The project primarily worked with macadamia growers and graziers in the Alstonville plateau to rehabilitate the riparian areas on their properties.
North Coast Land Services Officer, Genevieve Maley said, bush regeneration works were carried out to restore the structure, function, and integrity of native vegetation to reduce surface runoff and limit the amount of sediment entering waterways during flooding events.
“Rehabilitating these areas will lead to increased ecological function, help mitigate pollutants entering the waterway and increase bank stability, while also increasing biodiversity, creating healthy wildlife corridors, and rehabilitating the Big Scrub Rainforest,” Ms Maley said.

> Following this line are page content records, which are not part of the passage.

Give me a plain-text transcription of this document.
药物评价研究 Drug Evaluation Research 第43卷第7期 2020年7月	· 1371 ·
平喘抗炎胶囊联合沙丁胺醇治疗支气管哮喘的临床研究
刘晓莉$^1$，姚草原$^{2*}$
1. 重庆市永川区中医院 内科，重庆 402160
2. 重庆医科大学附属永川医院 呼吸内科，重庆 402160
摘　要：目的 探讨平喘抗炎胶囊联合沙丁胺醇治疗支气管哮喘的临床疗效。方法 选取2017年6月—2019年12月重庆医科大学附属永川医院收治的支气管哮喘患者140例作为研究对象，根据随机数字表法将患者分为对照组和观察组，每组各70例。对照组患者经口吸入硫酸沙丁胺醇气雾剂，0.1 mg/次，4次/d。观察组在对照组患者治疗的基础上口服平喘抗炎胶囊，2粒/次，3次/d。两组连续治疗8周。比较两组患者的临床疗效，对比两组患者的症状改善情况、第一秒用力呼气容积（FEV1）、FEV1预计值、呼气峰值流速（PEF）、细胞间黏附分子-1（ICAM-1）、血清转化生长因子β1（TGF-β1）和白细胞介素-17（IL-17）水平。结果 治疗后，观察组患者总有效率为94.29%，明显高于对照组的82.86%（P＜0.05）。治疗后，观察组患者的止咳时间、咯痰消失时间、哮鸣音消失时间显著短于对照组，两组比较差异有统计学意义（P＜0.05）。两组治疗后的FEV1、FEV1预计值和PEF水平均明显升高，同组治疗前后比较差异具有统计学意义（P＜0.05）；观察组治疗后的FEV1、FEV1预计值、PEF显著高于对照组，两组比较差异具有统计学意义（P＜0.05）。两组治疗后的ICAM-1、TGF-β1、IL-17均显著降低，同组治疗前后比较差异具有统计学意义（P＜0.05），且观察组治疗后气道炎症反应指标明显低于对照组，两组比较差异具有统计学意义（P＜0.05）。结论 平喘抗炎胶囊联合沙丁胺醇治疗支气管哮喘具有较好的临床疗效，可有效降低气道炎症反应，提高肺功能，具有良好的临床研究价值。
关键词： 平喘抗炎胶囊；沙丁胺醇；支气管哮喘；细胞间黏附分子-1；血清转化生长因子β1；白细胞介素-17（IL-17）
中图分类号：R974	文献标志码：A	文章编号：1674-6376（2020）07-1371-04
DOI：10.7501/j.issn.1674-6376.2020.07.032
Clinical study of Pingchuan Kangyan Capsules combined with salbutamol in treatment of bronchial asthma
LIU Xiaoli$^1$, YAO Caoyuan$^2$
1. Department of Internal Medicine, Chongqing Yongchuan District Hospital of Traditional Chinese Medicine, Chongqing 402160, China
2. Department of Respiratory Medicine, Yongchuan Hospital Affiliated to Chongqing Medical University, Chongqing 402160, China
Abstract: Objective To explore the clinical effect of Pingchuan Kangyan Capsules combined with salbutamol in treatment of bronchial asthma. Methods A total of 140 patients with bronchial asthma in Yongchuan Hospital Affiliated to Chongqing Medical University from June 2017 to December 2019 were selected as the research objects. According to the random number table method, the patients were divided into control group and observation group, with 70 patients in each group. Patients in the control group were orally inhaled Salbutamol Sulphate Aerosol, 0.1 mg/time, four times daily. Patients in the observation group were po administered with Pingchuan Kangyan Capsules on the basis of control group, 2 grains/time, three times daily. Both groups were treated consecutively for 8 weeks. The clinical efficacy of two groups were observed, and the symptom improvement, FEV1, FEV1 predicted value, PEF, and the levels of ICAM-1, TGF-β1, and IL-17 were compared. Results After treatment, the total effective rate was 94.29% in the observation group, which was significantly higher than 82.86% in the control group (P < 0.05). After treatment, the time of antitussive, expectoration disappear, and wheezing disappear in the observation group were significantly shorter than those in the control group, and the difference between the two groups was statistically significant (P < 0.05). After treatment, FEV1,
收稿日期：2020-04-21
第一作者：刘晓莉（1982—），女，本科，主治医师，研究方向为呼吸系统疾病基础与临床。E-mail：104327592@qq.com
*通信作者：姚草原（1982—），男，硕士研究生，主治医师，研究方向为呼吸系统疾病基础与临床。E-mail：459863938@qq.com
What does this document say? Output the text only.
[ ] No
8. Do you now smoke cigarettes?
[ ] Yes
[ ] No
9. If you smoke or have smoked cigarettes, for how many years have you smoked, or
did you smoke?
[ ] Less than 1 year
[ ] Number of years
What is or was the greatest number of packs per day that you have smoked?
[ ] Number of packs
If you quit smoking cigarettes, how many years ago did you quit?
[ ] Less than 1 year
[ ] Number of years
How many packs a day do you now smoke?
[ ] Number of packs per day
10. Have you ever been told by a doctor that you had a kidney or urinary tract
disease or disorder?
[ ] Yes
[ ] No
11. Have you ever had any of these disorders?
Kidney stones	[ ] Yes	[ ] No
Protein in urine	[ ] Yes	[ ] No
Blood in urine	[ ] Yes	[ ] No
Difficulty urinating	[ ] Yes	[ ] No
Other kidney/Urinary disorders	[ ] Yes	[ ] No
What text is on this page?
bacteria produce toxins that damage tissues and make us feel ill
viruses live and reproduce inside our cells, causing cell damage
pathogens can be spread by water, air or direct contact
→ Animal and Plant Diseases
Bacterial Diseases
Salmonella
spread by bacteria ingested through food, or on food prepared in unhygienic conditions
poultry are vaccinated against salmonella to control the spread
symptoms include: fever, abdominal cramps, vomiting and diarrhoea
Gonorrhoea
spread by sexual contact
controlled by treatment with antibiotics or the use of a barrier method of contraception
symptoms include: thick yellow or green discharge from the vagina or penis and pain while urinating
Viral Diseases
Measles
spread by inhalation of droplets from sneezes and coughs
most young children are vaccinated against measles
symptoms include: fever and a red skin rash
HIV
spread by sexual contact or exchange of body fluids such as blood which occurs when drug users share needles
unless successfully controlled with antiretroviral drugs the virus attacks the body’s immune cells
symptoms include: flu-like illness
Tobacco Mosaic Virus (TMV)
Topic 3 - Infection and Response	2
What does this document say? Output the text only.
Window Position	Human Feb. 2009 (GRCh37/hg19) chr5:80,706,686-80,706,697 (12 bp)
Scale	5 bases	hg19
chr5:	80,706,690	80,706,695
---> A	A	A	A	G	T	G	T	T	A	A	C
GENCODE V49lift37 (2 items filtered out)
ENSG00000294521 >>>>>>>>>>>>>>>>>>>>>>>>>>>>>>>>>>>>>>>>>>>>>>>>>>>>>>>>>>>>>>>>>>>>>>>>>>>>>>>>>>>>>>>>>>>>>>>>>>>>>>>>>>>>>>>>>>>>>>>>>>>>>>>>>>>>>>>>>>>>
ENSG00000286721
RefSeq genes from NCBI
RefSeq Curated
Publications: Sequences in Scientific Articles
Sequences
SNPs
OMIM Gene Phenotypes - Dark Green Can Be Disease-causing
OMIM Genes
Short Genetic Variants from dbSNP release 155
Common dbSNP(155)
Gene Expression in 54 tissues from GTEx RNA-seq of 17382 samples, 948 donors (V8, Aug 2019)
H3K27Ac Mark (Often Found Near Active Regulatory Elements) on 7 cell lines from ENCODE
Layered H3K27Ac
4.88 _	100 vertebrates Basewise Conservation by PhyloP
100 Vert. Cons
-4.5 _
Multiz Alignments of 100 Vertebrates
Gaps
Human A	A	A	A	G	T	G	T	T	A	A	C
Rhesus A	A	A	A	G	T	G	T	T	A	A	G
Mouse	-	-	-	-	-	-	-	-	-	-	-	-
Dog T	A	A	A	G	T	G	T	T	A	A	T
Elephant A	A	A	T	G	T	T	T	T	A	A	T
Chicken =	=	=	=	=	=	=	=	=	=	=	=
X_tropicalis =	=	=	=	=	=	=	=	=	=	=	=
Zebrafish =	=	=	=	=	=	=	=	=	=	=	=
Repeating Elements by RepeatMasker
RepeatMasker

With the support of landowners, on ground works, including bush regeneration and fencing of water sources to prevent stock access, has led to 38 kilometres and 70 hectares of rehabilitation works occurring since 2019.
General Manager Louise Orr, North Coast Local Land Service, said the project will improve the health of Emigrant Creek catchment by enhancing the ongoing management of both agricultural systems and their adjacent riparian vegetation which is often home to a range of threatened species.
“Better management of vegetation will lead to improved water quality that will have long lasting benefits to the Marine Estate and communities in the North Coast,” Ms Orr said.
These works form part of the North Coast Local Land Services NSW Government funded Marine Estate Management Strategy project to improve the health of the Richmond River Catchment.